Многое вспомнилось мне во время этого странствования по улицам родного города, при звуках тысячелетней колотушки. В конце концов я вернулся опять к тому самому месту, где некогда торчал из земли камень-правда, я опять остановился на этом месте и тут встретил знакомого. Не сразу мы заговорили о камне, связанном со старой купеческой правдой.
– Все на козла, все на козла, говорит мой новый собеседник, – чем виноват козел?…..
О власти мой собеседник философствует по-своему. Я забыл его образные выражения…
– Потому нет и Минина, – рассуждает мой собеседник. – У нас наживаются молча, а проживаются с шумом. Как ежели заговорил человек про гражданственность, стало быть, он проживается, у него нет ничего и никто уже не ценит его слова. Минин же говорил и не проживался, не от скудости, а от полноты говорил, – вот в чем секрет!
Тяжело это слушать, когда враг у ворот: что же дальше, неужели нет выхода? Приходим в мою комнату, молча смотрим в темный угол комнаты, где видится всадник на белом коне, – голова у дракона злая, маленькая, копье у Георгия тоненькое, а тело чудовища преогромное…
Я спросил собеседника, думал ли он о том, какая связь между геройскими делами на фронте, тех настроений, с которыми они приезжают оттуда, и этим нашим брюзжанием на дорогие дрова, сахар… и всякие нехватки.
– Соединяется, просто соединяется! – живо отозвался мой собеседник.
И посмотрел на икону Георгия.
– Враг один, только туда он лицом, а к нам задом.
Вот тут-то я и вспомнил о потерянном камне.
Выслушав мой рассказ о купеческой правде, связанной с большим, торчавшим тут из земли камнем, мой знакомый расхохотался, повторяя:
– У нас мостовую украли!
Мостовую украли, мостовая одно время исчезла с этого места, как исчез у героя Гоголя нос. Проснулись однажды жители города и видят, что нет мостовой, грязное, проломанное место, а из него огромный торчит камень-правда: мостовую украли. Хватились, а мостовая на дворе у городового, он стоял на посту возле того камня и по ночам от скуки камушек за камушком таскал на свой немощеный двор. Сначала было незаметно, а когда обнажился камень-правда и вокруг него проезжие обмяли дорогу, чудовищно выросший камень-правда открыл глаза: мостовую украли. И не возить же назад мостовую городового, дело сделали проще: камень взорвали, раздробили на мельчайшие кусочки и умостили ими все украденное место: и ныне правда больше не колет глаза.

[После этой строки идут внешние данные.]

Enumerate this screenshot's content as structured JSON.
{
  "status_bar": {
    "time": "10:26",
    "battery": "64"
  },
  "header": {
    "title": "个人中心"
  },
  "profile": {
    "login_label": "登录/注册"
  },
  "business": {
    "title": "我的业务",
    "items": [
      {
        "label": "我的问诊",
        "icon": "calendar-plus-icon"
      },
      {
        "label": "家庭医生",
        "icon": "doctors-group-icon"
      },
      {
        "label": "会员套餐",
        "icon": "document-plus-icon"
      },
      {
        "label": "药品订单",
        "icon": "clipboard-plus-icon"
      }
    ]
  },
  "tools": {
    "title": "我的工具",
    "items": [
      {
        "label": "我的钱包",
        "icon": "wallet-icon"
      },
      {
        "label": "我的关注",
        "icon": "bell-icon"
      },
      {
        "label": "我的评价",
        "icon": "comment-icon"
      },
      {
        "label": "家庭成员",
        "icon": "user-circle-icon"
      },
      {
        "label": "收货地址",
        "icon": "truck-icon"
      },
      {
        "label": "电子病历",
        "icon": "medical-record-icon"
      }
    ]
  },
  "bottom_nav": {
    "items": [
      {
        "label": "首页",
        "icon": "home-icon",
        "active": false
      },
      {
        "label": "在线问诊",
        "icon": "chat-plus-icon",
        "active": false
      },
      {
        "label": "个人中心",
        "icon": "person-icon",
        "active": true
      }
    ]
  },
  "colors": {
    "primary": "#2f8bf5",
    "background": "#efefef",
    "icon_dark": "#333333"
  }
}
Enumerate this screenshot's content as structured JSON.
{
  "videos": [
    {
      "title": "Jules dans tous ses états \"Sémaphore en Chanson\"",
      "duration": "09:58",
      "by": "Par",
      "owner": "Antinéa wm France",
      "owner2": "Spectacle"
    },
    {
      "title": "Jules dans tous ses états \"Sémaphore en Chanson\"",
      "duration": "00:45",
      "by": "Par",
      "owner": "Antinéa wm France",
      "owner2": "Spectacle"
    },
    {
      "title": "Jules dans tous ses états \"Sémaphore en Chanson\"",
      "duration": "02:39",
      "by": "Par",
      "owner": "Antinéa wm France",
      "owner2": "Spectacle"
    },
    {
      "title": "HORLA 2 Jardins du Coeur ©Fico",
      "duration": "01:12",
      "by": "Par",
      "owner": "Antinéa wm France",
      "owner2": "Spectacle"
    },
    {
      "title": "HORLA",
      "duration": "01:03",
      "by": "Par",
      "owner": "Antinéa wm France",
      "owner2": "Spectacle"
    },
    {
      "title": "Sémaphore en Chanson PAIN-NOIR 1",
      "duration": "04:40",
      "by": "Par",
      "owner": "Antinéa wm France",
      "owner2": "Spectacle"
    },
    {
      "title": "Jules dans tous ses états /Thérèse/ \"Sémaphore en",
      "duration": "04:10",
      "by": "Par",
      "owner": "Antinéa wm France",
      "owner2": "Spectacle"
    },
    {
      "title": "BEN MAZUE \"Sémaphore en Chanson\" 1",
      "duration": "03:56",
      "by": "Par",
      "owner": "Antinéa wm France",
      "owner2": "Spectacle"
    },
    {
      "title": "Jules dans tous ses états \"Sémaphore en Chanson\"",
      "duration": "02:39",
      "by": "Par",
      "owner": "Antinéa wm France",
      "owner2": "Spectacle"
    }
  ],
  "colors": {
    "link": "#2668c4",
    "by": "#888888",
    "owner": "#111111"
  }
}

Теперь очень популярно бранить торговцев и сваливать на их вину. В известной части населения большой успех имел недавний фельетон Немировича-Данченко, где он ругал купцов буквально площадными словами. И я не читал еще нигде ответа купцов. Удивительно, как никто из них не рассердился. По-моему, это объясняется не сознанием своей виноватости, а тем, что вообще наше третье сословие любит отмалчиваться, вообще не любит слова вслух. Любопытно приглядеться к их выборам: выбирают молчаливого, на говорящего смотрят подозрительно.
Обывательский гнев на торговца понятен, на то он и обыватель, чтобы за деревьями леса не видеть. И я, как обыватель, тоже чувствую естественный гнев на торговца, который вчера мне продал дрова за 35 к. за пуд. Но есть простой способ упокоиться: нужно себя вообразить, например, хозяином дровяного леса. Положим, я владею участком леса и желаю продать его на дрова. Ко мне приезжает наш лесной царь и дает на месте громадную цену: 20 к. за пуд. Неужели я скажу: возьмите за 10 к.? Я продаю по 20 к. и делаюсь врагом отечества.